MOODY’S PLACES U.S. BOND RATING ON REVIEW – Citing the “rising
possibility” that political leaders in the U.S. won’t come to an
agreement on raising the debt limit, Moody’s Investors Service has placed the AAA bond rating currently held by the U.S. on review for a possible downgrade. At the same time, discussions between GOP leaders and President Obama on raising the debt limit continued to go nowhere today,
with Republicans still refusing to consider any anything related to
revenue increases and Democrats withholding any further cuts in spending
in response.
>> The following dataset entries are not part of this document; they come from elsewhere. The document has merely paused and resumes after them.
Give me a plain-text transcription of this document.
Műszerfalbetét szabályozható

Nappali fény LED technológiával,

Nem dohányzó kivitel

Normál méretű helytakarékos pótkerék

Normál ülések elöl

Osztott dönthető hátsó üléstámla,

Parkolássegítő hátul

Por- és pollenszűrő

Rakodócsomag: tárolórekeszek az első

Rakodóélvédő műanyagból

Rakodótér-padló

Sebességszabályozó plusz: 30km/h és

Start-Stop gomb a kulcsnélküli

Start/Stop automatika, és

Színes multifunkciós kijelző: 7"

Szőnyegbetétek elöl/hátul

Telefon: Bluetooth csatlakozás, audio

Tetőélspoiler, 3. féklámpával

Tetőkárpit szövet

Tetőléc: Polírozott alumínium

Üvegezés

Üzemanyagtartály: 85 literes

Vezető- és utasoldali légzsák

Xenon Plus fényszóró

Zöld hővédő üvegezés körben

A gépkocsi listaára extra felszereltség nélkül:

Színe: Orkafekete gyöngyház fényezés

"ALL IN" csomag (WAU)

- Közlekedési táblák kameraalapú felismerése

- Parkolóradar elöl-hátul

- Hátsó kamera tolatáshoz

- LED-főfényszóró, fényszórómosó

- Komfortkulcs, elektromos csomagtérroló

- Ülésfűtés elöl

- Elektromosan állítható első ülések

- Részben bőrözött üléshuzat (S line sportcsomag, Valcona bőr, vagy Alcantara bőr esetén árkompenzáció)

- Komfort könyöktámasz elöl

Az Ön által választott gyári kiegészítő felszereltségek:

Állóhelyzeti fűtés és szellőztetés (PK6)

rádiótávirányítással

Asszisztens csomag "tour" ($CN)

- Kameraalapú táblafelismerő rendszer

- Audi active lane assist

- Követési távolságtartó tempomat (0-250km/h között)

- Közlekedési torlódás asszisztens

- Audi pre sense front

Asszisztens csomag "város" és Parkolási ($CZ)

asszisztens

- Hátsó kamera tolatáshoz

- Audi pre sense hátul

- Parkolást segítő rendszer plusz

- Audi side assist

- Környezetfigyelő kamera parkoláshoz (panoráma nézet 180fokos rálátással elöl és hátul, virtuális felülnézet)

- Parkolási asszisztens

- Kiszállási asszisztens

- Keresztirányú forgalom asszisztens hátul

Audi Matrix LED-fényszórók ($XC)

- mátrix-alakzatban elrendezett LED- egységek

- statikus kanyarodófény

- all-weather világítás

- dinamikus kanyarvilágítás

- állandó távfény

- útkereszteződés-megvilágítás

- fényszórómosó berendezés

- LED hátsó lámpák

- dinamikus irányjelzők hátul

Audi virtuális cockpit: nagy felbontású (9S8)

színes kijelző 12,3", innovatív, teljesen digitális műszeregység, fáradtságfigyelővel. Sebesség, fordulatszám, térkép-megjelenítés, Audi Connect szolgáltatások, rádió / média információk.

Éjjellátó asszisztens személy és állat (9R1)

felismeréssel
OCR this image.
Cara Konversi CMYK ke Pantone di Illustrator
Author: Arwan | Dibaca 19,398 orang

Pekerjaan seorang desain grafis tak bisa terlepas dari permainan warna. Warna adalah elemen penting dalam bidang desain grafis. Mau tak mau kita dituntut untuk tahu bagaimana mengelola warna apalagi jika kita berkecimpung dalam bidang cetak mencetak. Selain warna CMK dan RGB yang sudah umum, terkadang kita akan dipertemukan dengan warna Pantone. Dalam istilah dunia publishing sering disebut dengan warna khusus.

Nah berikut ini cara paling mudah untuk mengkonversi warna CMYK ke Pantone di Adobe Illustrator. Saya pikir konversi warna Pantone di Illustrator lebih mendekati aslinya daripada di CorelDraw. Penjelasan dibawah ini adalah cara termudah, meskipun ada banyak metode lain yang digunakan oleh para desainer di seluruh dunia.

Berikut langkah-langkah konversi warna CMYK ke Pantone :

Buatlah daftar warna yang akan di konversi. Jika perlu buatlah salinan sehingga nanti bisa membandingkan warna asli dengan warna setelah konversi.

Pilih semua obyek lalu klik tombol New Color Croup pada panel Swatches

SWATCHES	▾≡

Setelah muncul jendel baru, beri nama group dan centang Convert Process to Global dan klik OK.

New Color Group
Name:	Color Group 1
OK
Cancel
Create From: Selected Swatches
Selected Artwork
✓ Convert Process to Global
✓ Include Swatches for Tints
Some investors and analysts
are worrying that certain members of Congress might prefer to let a
U.S. debt default take place rather than face the heat from angry
constituents.
In an appearance before Congress today, Federal Reserve Chairman Ben Bernanke indicated
that additional monetary easing may be on the horizon, saying that a
new stimulus program with additional asset purchases is already being
planned. In prepared remarks, the Chairman stated that the growth of
the economy is slower than expected, and that if that slow growth
continues, “…the Federal Reserve remains prepared to respond should
economic developments indicate that an adjustment in the stance of
monetary policy would be appropriate." Reacting to the news, the price
of gold rose climbed to a record high of $1,584.39 per ounce before
ending the day at $1,584.00 per ounce, with both stocks and Treasury
yields increasing too.
The federal budget deficit for June came in at $43.1 billion, with the year-to-date budget deficit at $970.5 billion. Experts predict that deficit is set to exceed the $1 trillion mark for the third year in the row. Meanwhile, a recent poll by Reuters
shows that 63% of Americans feel the country is headed in the wrong
direction, with concern centered on unemployment and the government’s
efforts to raise the U.S. debt limit.